The WfCommons project is a community framework for enabling scientific workflow research and development by providing foundational tools for analyzing workflow execution instances, and generating synthetic, yet realistic, workflow instances that can be used to develop new techniques, algorithms and systems that can overcome the challenges of efficient and robust execution of ever larger workflows on increasingly complex distributed infrastructures. The figure below shows an overview of the workflow research life cycle process that integrates the three axis of the WfCommons project:


The WfCommons conceptual architecture.

The first axis (Workflow Instances) of the WfCommons project targets the collection and curation of open access production workflow executions from various scientific applications shared in a common instance format (i.e., The WfCommons JSON Format). We keep a list of workflow execution instances in our project website.

The second axis (Workflow Generator) of the WfCommons project targets the generation of realistic synthetic workflow instances based on workflow execution profiles extracted from execution instances. We are constantly seeking for additional workflow execution instances for refining or developing new workflow recipes for the WfCommons’s workflow generator.

The third axis (Workflow Simulator) of the WfCommons project fosters the use of simulation for the development, evaluation, and verification of scheduling and resource provisioning algorithms (e.g., multi-objective function optimization, etc.), evaluation of current and emerging computing platforms (e.g., clouds, IoT, extreme scale, etc.), among others. We keep a list of open source workflow management systems simulators and simulation frameworks that provide support for the WfCommons JSON format in our project website.

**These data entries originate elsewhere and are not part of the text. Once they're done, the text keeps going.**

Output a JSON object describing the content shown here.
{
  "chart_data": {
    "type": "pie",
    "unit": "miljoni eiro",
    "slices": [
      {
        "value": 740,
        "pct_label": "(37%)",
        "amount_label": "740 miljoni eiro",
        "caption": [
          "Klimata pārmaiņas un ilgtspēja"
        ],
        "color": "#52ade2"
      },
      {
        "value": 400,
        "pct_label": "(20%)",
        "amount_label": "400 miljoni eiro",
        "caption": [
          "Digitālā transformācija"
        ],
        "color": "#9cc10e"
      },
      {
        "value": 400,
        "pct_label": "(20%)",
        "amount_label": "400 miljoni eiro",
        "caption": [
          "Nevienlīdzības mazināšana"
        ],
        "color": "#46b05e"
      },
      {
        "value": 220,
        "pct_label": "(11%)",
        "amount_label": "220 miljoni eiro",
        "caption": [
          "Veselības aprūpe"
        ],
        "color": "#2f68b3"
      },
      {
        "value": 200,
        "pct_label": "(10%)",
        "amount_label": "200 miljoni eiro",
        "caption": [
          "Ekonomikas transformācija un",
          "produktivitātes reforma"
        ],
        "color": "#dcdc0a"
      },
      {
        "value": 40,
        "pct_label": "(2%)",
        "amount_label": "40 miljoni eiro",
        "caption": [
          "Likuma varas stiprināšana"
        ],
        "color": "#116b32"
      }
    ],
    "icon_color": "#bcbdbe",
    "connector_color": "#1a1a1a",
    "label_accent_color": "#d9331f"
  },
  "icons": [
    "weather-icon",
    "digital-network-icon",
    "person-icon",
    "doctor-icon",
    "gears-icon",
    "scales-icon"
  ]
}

This Python package provides a collection of tools for:

  • Analyzing instances of actual workflow executions;

  • Producing recipes structures for creating workflow recipes for workflow generation; and

  • Generating synthetic realistic workflow instances.

The WfCommons JSON Format

The WfCommons project uses a common format for representing workflow execution instances and generated synthetic workflows instances, so that workflow simulators and simulation frameworks (that provide support for WfCommons format) can use such instances interchangeably. This common format uses a JSON specification available in the WfCommons JSON schema GitHub repository. The current version of the WfCommons Python package uses the schema version 1.1. The schema GitHub repository provides detailed explanation of the WfCommons JSON format (including required fields), and also a validator script for verifying the compatibility of instances.